Directional selection favors one phenotypic extreme, shifting the mean phenotype and reducing variation—causing sustained evolution. Stabilizing selection favors intermediate phenotypes, removing variation at both extremes and maintaining the mean—reducing overall variation. These contrasting modes have opposite effects on population variance and rates of phenotypic evolution.
From your study of selection coefficients, you know how to quantify the fitness advantage of one genotype over another. Now consider what happens when selection acts not on discrete genotypes but on a continuous trait — body size, beak depth, running speed — distributed across a population as a bell curve. The mode of selection describes which part of that distribution is favored, and it determines both the direction and tempo of evolutionary change.
Directional selection occurs when individuals at one extreme of the distribution have the highest fitness. Imagine a drought that kills all but the hardiest seeds — birds with the deepest, strongest beaks crack these seeds and survive, while shallow-beaked birds starve. The next generation's beak depth distribution shifts toward the deep end, because the survivors who reproduced were disproportionately deep-beaked. If the selective pressure persists, the population mean moves steadily in one direction across generations. This is the mode of selection most people picture when they think of evolution in action — the gradual, sustained shift of a trait toward an adaptive optimum. Directional selection also reduces phenotypic variance, because it culls individuals from the disfavored tail.

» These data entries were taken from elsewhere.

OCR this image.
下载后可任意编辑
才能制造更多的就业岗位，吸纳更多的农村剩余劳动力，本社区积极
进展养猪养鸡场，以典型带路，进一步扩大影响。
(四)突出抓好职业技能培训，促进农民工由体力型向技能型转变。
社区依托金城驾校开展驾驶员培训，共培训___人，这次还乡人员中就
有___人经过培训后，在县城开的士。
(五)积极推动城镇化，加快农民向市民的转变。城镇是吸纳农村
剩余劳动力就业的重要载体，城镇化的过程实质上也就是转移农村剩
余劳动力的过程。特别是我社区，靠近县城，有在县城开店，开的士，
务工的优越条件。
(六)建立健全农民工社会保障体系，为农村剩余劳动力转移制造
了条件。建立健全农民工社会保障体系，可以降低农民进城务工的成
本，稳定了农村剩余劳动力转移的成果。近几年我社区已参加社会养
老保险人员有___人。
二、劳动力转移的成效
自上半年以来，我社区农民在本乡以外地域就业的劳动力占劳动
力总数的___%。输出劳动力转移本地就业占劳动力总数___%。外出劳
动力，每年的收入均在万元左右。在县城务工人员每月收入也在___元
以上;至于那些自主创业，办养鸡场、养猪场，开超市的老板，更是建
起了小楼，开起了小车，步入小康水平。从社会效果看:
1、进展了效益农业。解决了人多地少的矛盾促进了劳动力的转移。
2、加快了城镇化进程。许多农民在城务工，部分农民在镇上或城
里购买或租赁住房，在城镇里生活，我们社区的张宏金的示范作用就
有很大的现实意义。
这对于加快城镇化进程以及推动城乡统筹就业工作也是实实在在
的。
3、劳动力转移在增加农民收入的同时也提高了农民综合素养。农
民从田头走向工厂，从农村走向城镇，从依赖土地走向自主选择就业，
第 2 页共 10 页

Stabilizing selection does the opposite: it favors the average and penalizes both extremes. Human birth weight is a classic example. Babies that are too small face survival challenges from underdevelopment; babies that are too large risk complications during delivery. The highest survival rates cluster around an intermediate weight. Both tails of the distribution are trimmed each generation, so the population mean stays roughly constant while variance decreases. Stabilizing selection is probably the most common mode in nature — most traits in most populations are already near their local optimum, and deviations in either direction are costly.
The contrast between these modes explains a fundamental pattern in evolution. Directional selection drives rapid change — it is responsible for the dramatic adaptive shifts seen during colonization of new environments, arms races between predators and prey, or responses to sudden environmental change. Stabilizing selection maintains the status quo — it explains why many traits appear static over long periods in the fossil record despite ample genetic variation. A third mode, disruptive selection, favors both extremes and disfavors the middle, potentially splitting a population into distinct morphs — but directional and stabilizing selection are the workhorses that account for most observed patterns of trait evolution and stasis across the tree of life.